Me encogí de hombros, como si me trajese sin cuidado tanto si le interesaba como si no, pero soltarlo me representó todo un desahogo. Hasta aquel día, allí en la Bounder de Jacobs, no se lo había contado a nadie. En los grupos con los que había tocado, mis compañeros reaccionaban con indiferencia y miraban en otra dirección. Siempre y cuando yo siguiera presentándome, claro está, y recordara los acordes de In the Midnight Hour… lo cual, créanme, no es ingeniería aeroespacial.

—Es otro jarabe para la tos. Más potente que el hidrato de terpina, pero solo si uno sabe depurarlo. Para eso, hay que atar un cordel al cuello del frasco y hacerlo girar como un poseso. La fuerza centrífuga separa el jarabe en tres niveles. La parte buena, el extracto de hidrocodona en sí, queda en medio. Se sorbe con una cañita.

—Fascinante.

No mucho, pensé.

—Al cabo de un tiempo, como aún me dolía, empecé a pillar morfina otra vez. Un día descubrí que la heroína daba el mismo resultado y costaba la mitad. —Sonreí—. Hay una especie de mercado bursátil de la droga, ¿sabes? Cuando todo el mundo empezó a consumir cocaína en piedra, el precio del caballo cayó en picado.

—Yo no te veo la pierna tan mal —comentó con benevolencia—. La cicatriz es considerable, y salta a la vista que has perdido algo de músculo, pero no mucho. Algún médico hizo un buen trabajo contigo.

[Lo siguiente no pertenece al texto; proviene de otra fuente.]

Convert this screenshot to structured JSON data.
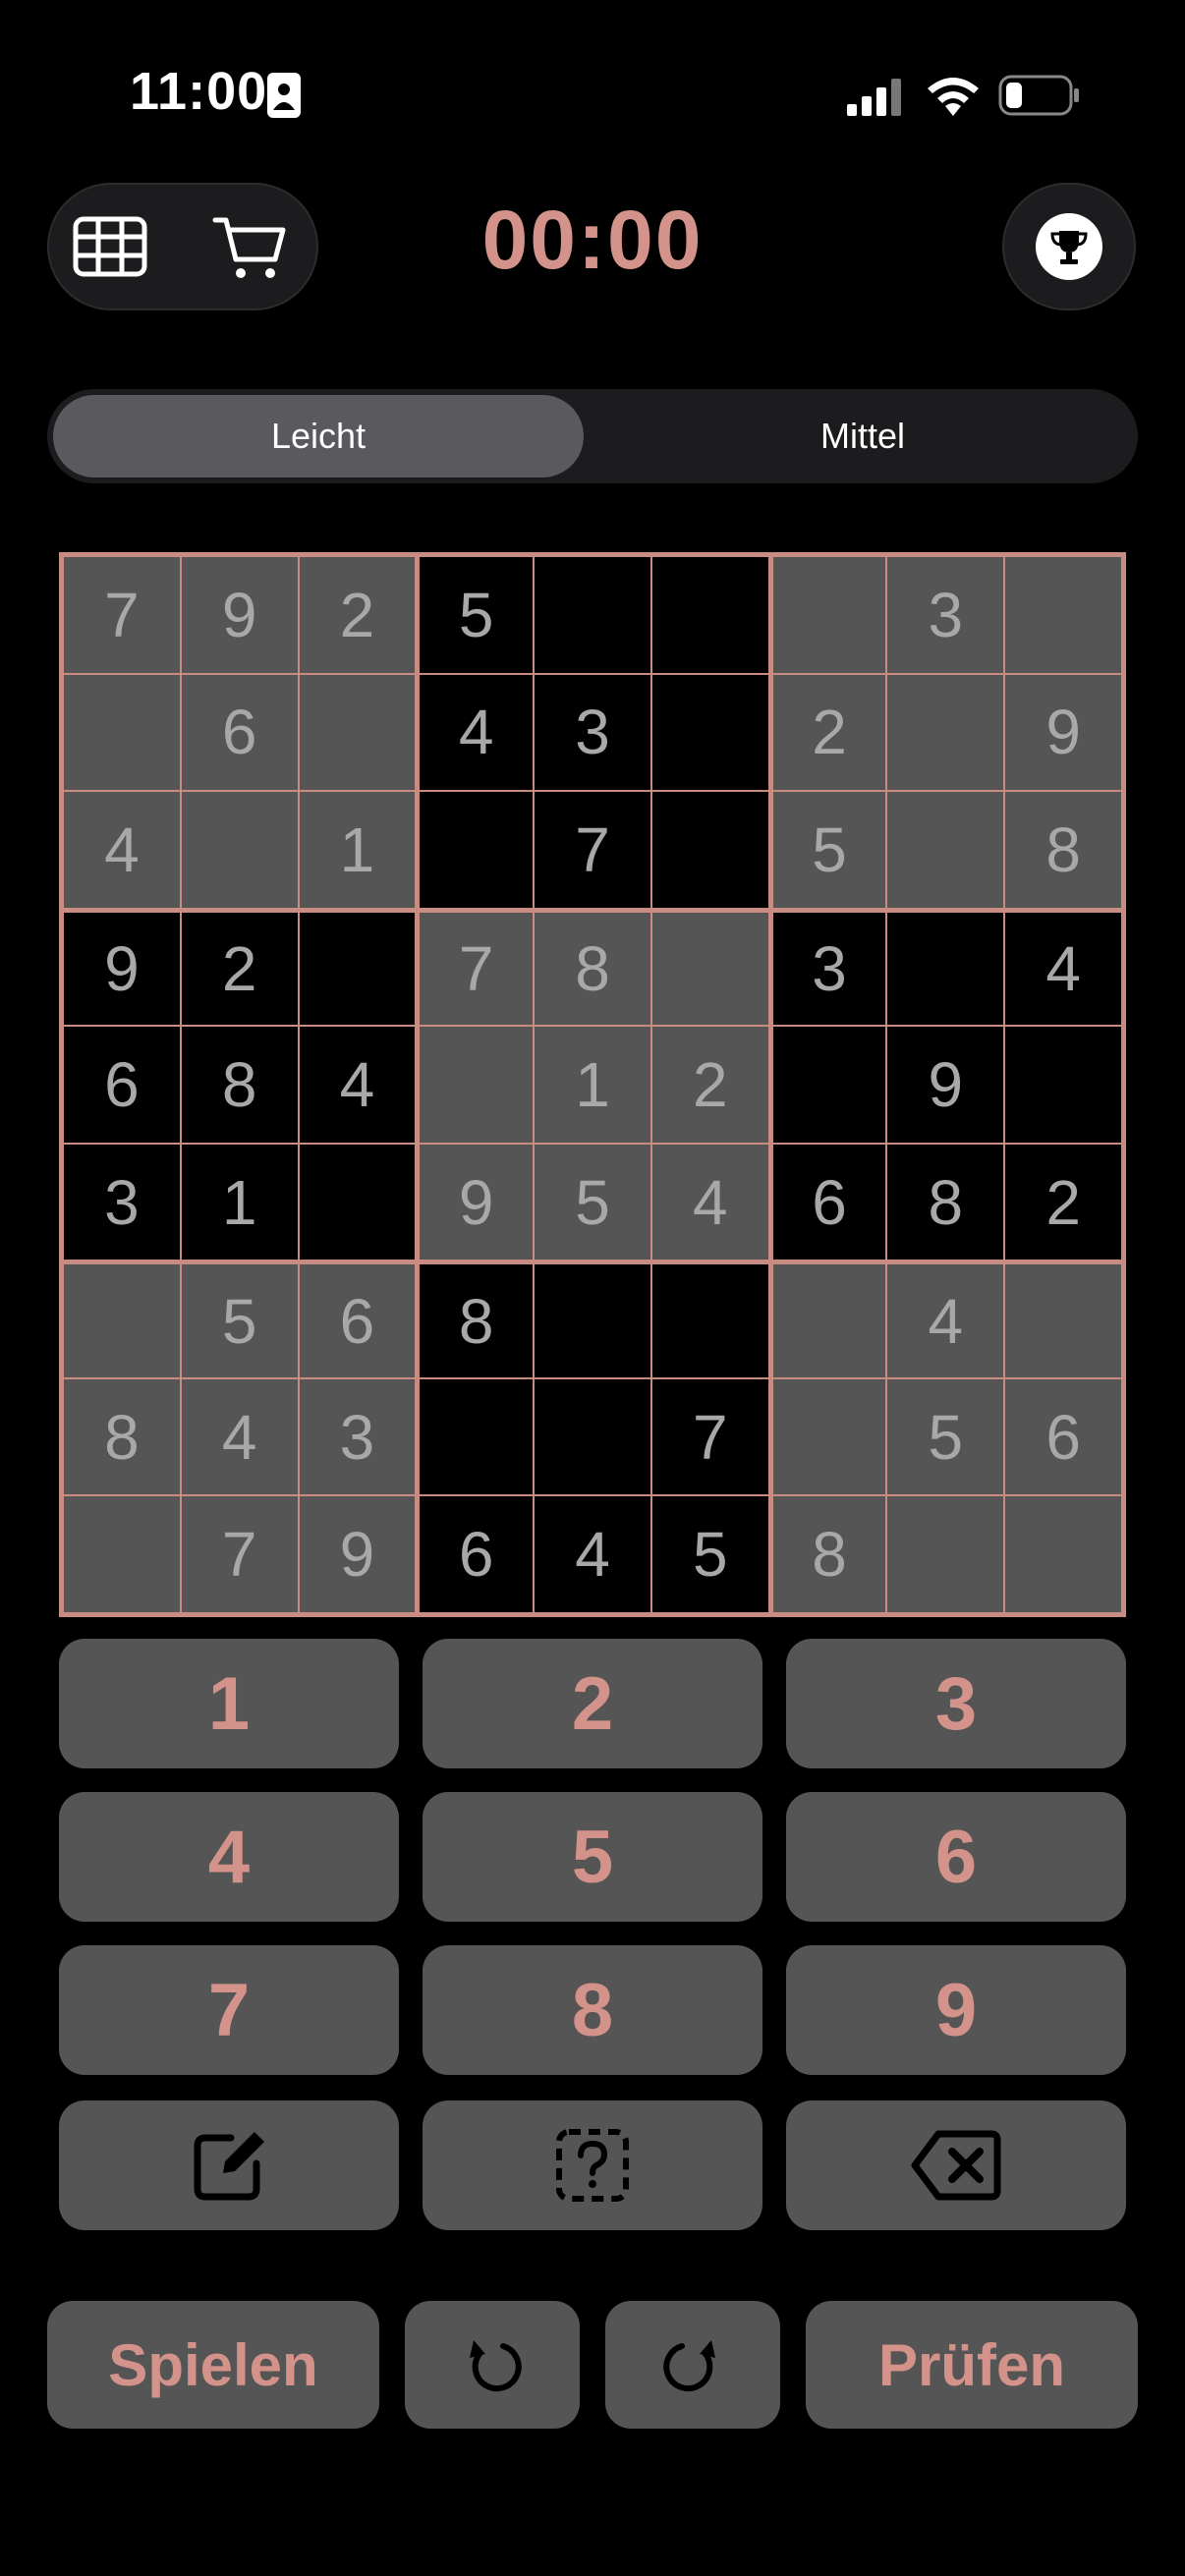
{
  "status": {
    "time": "11:00"
  },
  "timer": "00:00",
  "tabs": [
    {
      "label": "Leicht",
      "selected": true
    },
    {
      "label": "Mittel",
      "selected": false
    }
  ],
  "board": [
    [
      "7",
      "9",
      "2",
      "5",
      "",
      "",
      "",
      "3",
      ""
    ],
    [
      "",
      "6",
      "",
      "4",
      "3",
      "",
      "2",
      "",
      "9"
    ],
    [
      "4",
      "",
      "1",
      "",
      "7",
      "",
      "5",
      "",
      "8"
    ],
    [
      "9",
      "2",
      "",
      "7",
      "8",
      "",
      "3",
      "",
      "4"
    ],
    [
      "6",
      "8",
      "4",
      "",
      "1",
      "2",
      "",
      "9",
      ""
    ],
    [
      "3",
      "1",
      "",
      "9",
      "5",
      "4",
      "6",
      "8",
      "2"
    ],
    [
      "",
      "5",
      "6",
      "8",
      "",
      "",
      "",
      "4",
      ""
    ],
    [
      "8",
      "4",
      "3",
      "",
      "",
      "7",
      "",
      "5",
      "6"
    ],
    [
      "",
      "7",
      "9",
      "6",
      "4",
      "5",
      "8",
      "",
      ""
    ]
  ],
  "keypad": [
    "1",
    "2",
    "3",
    "4",
    "5",
    "6",
    "7",
    "8",
    "9"
  ],
  "tools": {
    "notes_icon": "pencil-square-icon",
    "hint_icon": "hint-question-icon",
    "erase_icon": "backspace-x-icon"
  },
  "bottom": {
    "play_label": "Spielen",
    "check_label": "Prüfen"
  },
  "colors": {
    "accent": "#d4938a",
    "grid": "#c98c83",
    "shade": "#555555",
    "background": "#000000"
  }
}
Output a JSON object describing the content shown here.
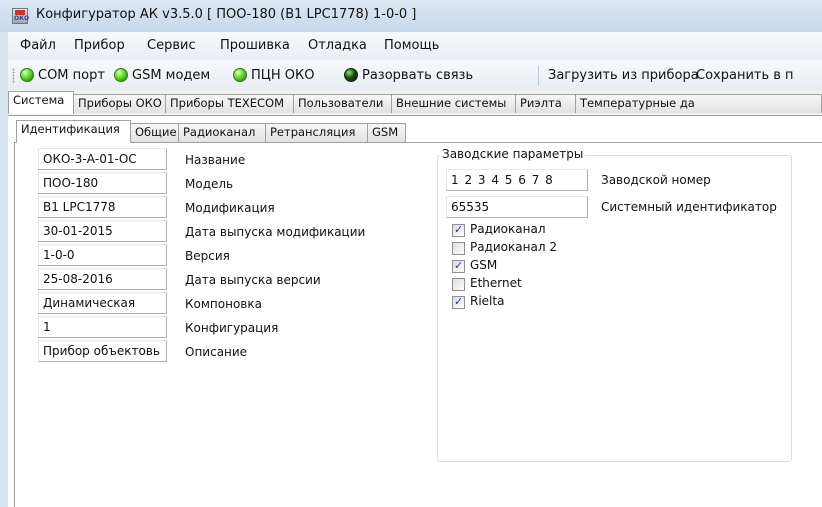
{
  "window": {
    "title": "Конфигуратор АК v3.5.0 [ ПОО-180 (B1 LPC1778) 1-0-0 ]",
    "icon_text": "ОКО"
  },
  "menu": [
    "Файл",
    "Прибор",
    "Сервис",
    "Прошивка",
    "Отладка",
    "Помощь"
  ],
  "toolbar": {
    "com_port": "COM порт",
    "gsm_modem": "GSM модем",
    "pcn_oko": "ПЦН ОКО",
    "disconnect": "Разорвать связь",
    "load_from_device": "Загрузить из прибора",
    "save_to_device": "Сохранить в п",
    "led_colors": {
      "connected": "#2f9a13",
      "disconnect": "#1c4d12"
    }
  },
  "main_tabs": [
    "Система",
    "Приборы ОКО",
    "Приборы TEXECOM",
    "Пользователи",
    "Внешние системы",
    "Риэлта",
    "Температурные да"
  ],
  "sub_tabs": [
    "Идентификация",
    "Общие",
    "Радиоканал",
    "Ретрансляция",
    "GSM"
  ],
  "fields": [
    {
      "value": "ОКО-3-А-01-ОС",
      "label": "Название"
    },
    {
      "value": "ПОО-180",
      "label": "Модель"
    },
    {
      "value": "B1 LPC1778",
      "label": "Модификация"
    },
    {
      "value": "30-01-2015",
      "label": "Дата выпуска модификации"
    },
    {
      "value": "1-0-0",
      "label": "Версия"
    },
    {
      "value": "25-08-2016",
      "label": "Дата выпуска версии"
    },
    {
      "value": "Динамическая",
      "label": "Компоновка"
    },
    {
      "value": "1",
      "label": "Конфигурация"
    },
    {
      "value": "Прибор объектовь",
      "label": "Описание"
    }
  ],
  "factory": {
    "title": "Заводские параметры",
    "serial_value": "1 2 3 4 5 6 7 8",
    "serial_label": "Заводской номер",
    "sysid_value": "65535",
    "sysid_label": "Системный идентификатор",
    "options": [
      {
        "label": "Радиоканал",
        "checked": true
      },
      {
        "label": "Радиоканал 2",
        "checked": false
      },
      {
        "label": "GSM",
        "checked": true
      },
      {
        "label": "Ethernet",
        "checked": false
      },
      {
        "label": "Rielta",
        "checked": true
      }
    ]
  }
}
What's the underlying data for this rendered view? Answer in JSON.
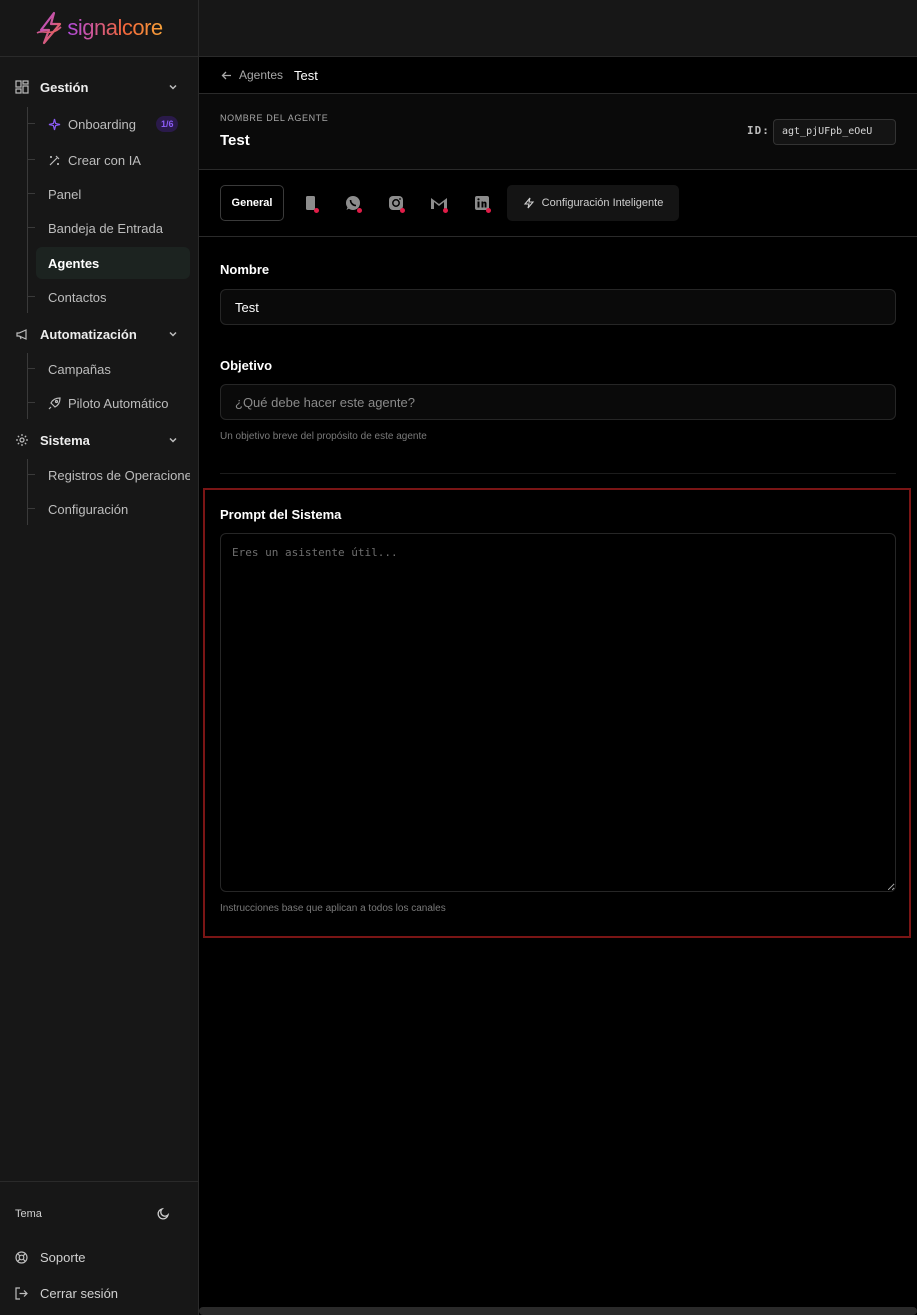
{
  "brand": {
    "name": "signalcore"
  },
  "sidebar": {
    "groups": [
      {
        "label": "Gestión",
        "icon": "dashboard-icon"
      },
      {
        "label": "Automatización",
        "icon": "megaphone-icon"
      },
      {
        "label": "Sistema",
        "icon": "gear-icon"
      }
    ],
    "items": {
      "onboarding": {
        "label": "Onboarding",
        "badge": "1/6",
        "icon": "sparkle-icon"
      },
      "crear_ia": {
        "label": "Crear con IA",
        "icon": "magic-wand-icon"
      },
      "panel": {
        "label": "Panel"
      },
      "bandeja": {
        "label": "Bandeja de Entrada"
      },
      "agentes": {
        "label": "Agentes"
      },
      "contactos": {
        "label": "Contactos"
      },
      "campanas": {
        "label": "Campañas"
      },
      "piloto": {
        "label": "Piloto Automático",
        "icon": "rocket-icon"
      },
      "registros": {
        "label": "Registros de Operacione"
      },
      "configuracion": {
        "label": "Configuración"
      }
    },
    "bottom": {
      "theme_label": "Tema",
      "support_label": "Soporte",
      "logout_label": "Cerrar sesión"
    }
  },
  "breadcrumb": {
    "back_label": "Agentes",
    "current": "Test"
  },
  "agent": {
    "name_caption": "NOMBRE DEL AGENTE",
    "name": "Test",
    "id_label": "ID:",
    "id_value": "agt_pjUFpb_eOeU"
  },
  "tabs": {
    "general": "General",
    "channels": [
      "phone-icon",
      "whatsapp-icon",
      "instagram-icon",
      "gmail-icon",
      "linkedin-icon"
    ],
    "smart_config": "Configuración Inteligente"
  },
  "form": {
    "nombre": {
      "label": "Nombre",
      "value": "Test"
    },
    "objetivo": {
      "label": "Objetivo",
      "placeholder": "¿Qué debe hacer este agente?",
      "hint": "Un objetivo breve del propósito de este agente"
    },
    "prompt": {
      "label": "Prompt del Sistema",
      "placeholder": "Eres un asistente útil...",
      "hint": "Instrucciones base que aplican a todos los canales"
    }
  },
  "colors": {
    "accent_purple": "#8b5cf6",
    "status_red": "#e11d48",
    "highlight_border": "#7a1515"
  }
}
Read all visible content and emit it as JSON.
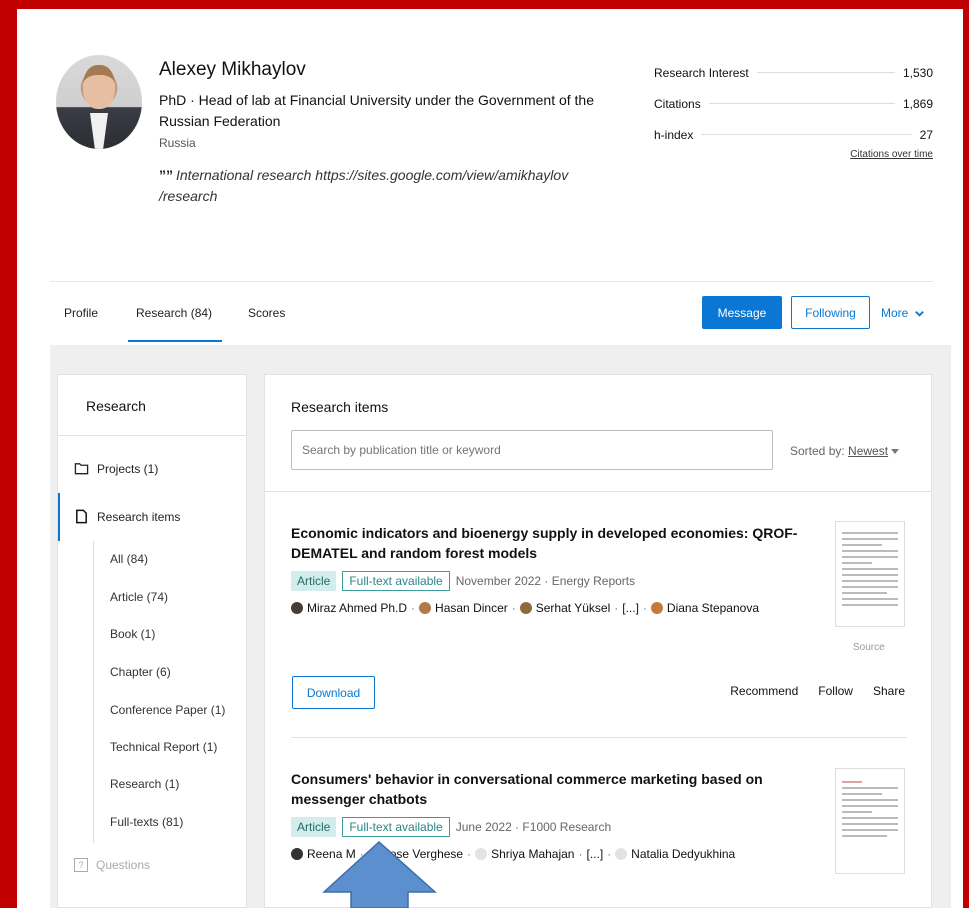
{
  "profile": {
    "name": "Alexey Mikhaylov",
    "position_line": "PhD · Head of lab at Financial University under the Government of the Russian Federation",
    "country": "Russia",
    "quote_mark": "”",
    "quote": "International research https://sites.google.com/view/amikhaylov /research"
  },
  "stats": {
    "rows": [
      {
        "label": "Research Interest",
        "value": "1,530"
      },
      {
        "label": "Citations",
        "value": "1,869"
      },
      {
        "label": "h-index",
        "value": "27"
      }
    ],
    "citations_link": "Citations over time"
  },
  "tabs": {
    "profile": "Profile",
    "research": "Research (84)",
    "scores": "Scores",
    "active": "research"
  },
  "actions": {
    "message": "Message",
    "following": "Following",
    "more": "More"
  },
  "sidebar": {
    "title": "Research",
    "projects": "Projects (1)",
    "research_items": "Research items",
    "sub": [
      "All (84)",
      "Article (74)",
      "Book (1)",
      "Chapter (6)",
      "Conference Paper (1)",
      "Technical Report (1)",
      "Research (1)",
      "Full-texts (81)"
    ],
    "questions": "Questions",
    "questions_icon": "?"
  },
  "main": {
    "title": "Research items",
    "search_placeholder": "Search by publication title or keyword",
    "sorted_label": "Sorted by:",
    "sorted_value": "Newest"
  },
  "items": [
    {
      "title": "Economic indicators and bioenergy supply in developed economies: QROF-DEMATEL and random forest models",
      "type": "Article",
      "fulltext": "Full-text available",
      "meta": "November 2022 · Energy Reports",
      "authors": [
        "Miraz Ahmed Ph.D",
        "Hasan Dincer",
        "Serhat Yüksel",
        "[...]",
        "Diana Stepanova"
      ],
      "source": "Source",
      "download": "Download",
      "recommend": "Recommend",
      "follow": "Follow",
      "share": "Share"
    },
    {
      "title": "Consumers' behavior in conversational commerce marketing based on messenger chatbots",
      "type": "Article",
      "fulltext": "Full-text available",
      "meta": "June 2022 · F1000 Research",
      "authors": [
        "Reena M",
        "Jose Verghese",
        "Shriya Mahajan",
        "[...]",
        "Natalia Dedyukhina"
      ]
    }
  ],
  "colors": {
    "frame": "#c00000",
    "accent": "#0a77d5",
    "arrow": "#5b8fce"
  }
}
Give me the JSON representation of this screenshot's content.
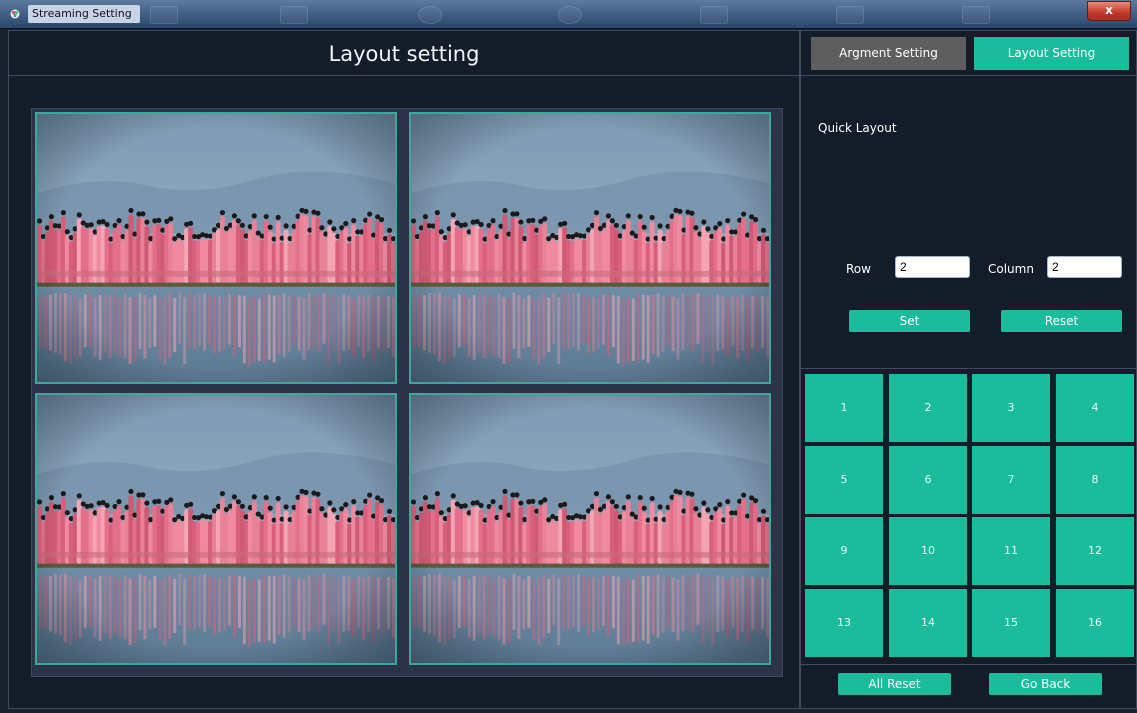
{
  "window": {
    "title": "Streaming Setting",
    "close_label": "x"
  },
  "main": {
    "header": "Layout setting",
    "preview": {
      "rows": 2,
      "columns": 2
    }
  },
  "tabs": [
    {
      "label": "Argment Setting",
      "active": false
    },
    {
      "label": "Layout Setting",
      "active": true
    }
  ],
  "quick_layout": {
    "label": "Quick Layout",
    "row_label": "Row",
    "row_value": "2",
    "column_label": "Column",
    "column_value": "2",
    "set_label": "Set",
    "reset_label": "Reset"
  },
  "presets": [
    "1",
    "2",
    "3",
    "4",
    "5",
    "6",
    "7",
    "8",
    "9",
    "10",
    "11",
    "12",
    "13",
    "14",
    "15",
    "16"
  ],
  "footer": {
    "all_reset_label": "All Reset",
    "go_back_label": "Go Back"
  },
  "colors": {
    "accent": "#1bbc9b",
    "inactive_tab": "#5e5e5e",
    "background": "#141c2a",
    "border": "#3d4b60"
  }
}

—Aún camino, eso sí. Pero tú quédate una noche de pie durante tres horas, apoyado en una pierna llena de placas y tornillos, bajo el calor de los focos y con una guitarra de cuatro kilos al hombro. Ya puedes sermonearme todo lo que quieras. Al fin y al cabo, me recogiste en mis horas bajas y supongo que te lo debo. Pero no quieras darme lecciones sobre el dolor. Eso nadie lo conoce a no ser que lo padezca.

Asintió con la cabeza.

—Como persona que ha sufrido… pérdidas…, eso puedo comprenderlo. Pero he aquí una cosa que, en el fondo, seguramente ya sabes. El dolor está en tu cerebro, y le echa la culpa a tu pierna. En ese sentido el cerebro es muy taimado.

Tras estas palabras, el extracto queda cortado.